Everyday Life Women The main plant was the acorn. They would grind it into flour. One tree can give 140 pounds of acorns! Women were also in charge of drying meats for winter. Some tribes would die of starvation if they didn’t have a good winter storage. Were judged by their sewing, cooking and ability to produce children. Women were often sold as slaves to other tribes if they didn’t prove their worth.
Everyday Life Kids Babies were rejoiced and had ceremonies welcoming them. For the first few years of a child life they were swaddled for most of the day, never moving. It was thought “attractive” to have a flat forehead, so parents would tie a board to their foreheads for the first year of their lives. Children played tag, hide and seek and hoop and spear. They were taught that winning wasn’t important, since everything had it’s place in life.
What Do They Live In? They mostly lived in plank houses. They are square family houses that have a sunken 5 foot square in the middle for the fire. Used the huge redwood and cedar trees as posts and beams for the house. These became totem poles. They used no nails or rope, but the logs fit together like a tight puzzle.
But What About…??? Sorry….but the Eskimos did not live in igloos. They would build igloos only as temporary protection from storms when they were out hunting.

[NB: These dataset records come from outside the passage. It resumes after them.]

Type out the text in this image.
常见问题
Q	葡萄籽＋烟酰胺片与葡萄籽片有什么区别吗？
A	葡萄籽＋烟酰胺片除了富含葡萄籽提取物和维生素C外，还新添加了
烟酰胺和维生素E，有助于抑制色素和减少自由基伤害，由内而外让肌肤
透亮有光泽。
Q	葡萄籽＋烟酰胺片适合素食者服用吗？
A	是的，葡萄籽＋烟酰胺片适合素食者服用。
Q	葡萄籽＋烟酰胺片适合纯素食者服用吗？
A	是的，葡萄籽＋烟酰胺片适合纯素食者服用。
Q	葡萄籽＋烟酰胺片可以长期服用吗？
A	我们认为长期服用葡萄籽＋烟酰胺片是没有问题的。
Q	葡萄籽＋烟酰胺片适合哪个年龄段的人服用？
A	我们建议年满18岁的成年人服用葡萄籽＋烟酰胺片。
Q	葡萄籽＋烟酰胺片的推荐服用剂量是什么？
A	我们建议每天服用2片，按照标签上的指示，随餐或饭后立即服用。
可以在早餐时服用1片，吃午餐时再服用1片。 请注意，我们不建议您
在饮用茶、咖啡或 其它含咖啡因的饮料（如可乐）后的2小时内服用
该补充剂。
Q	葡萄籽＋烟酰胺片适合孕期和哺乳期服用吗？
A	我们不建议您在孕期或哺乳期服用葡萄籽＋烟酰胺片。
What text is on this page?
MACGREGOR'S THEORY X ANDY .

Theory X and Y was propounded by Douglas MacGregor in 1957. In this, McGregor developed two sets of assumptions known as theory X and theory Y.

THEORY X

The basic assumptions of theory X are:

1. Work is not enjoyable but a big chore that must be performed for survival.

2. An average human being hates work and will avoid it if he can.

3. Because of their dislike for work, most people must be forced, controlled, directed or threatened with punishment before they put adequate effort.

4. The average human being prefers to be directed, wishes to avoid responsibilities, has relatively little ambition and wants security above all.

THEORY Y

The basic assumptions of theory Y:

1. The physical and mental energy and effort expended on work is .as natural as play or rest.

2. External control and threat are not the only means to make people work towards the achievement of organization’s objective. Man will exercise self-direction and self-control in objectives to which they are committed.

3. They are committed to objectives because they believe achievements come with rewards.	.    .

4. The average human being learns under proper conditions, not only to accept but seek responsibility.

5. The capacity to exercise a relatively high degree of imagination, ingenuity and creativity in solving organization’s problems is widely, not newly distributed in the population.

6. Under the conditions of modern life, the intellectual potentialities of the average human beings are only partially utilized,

What About Travel? Everyone made and used boats with paddles. These boats were made from fallen cedar or redwood trees. They were also the first to make kayaks. Since they were inside the kayak it was a waterproof way to travel. The Coastal Indians were a trading community. They would travel the ancient paths to the Bering Strait. This is why the Coastal Indians have some Asian influences in their crafts.
Coastal Fashion They wore cloaks or robes made from cedar bark, otter fur or dog fur. Often went barefoot since moccasins would get too wet with the damp weather. They used cedar bark and cattails as rain jackets and hats. Tattoos were very common. They would rub soot or grasses into the tattoo to make colors. Men and women would insert labrets into their chins as a type of piercing, sometimes reaching 3 inches long Winter coats and boots were made out of seal skins and caribou furs.
Potlatches They believed in the redistribution of wealth. Several families would gather together and share food, crafts and other material things. This was done mostly in winters, since there wasn’t much else to do. Potlatches were great festivals and were sometimes planned for an entire year When the white man came, they banned it since they thought it was uncivilized and useless.
Totem Poles Totem pole carvers were seen as the master carvers in the community. They had to go through an apprenticeship before doing any poles. It would take 100 men to carry and upright a totem pole There would be ceremonies and dances to inspire the carver before starting, and once again when he finished.
Sacajawea Was born and raised a Coastal Indian, until a Missouri tribe came and took her as a slave during an Indian war. When Lewis and Clark came to explore out west. They needed a guide to get over the Rocky Mountains. Sacajawea’s husband was hired as their guide, but she was the one who saved their lives by her knowledge of food and surviving the wilderness. She eventually returned home to the Coastal Indians.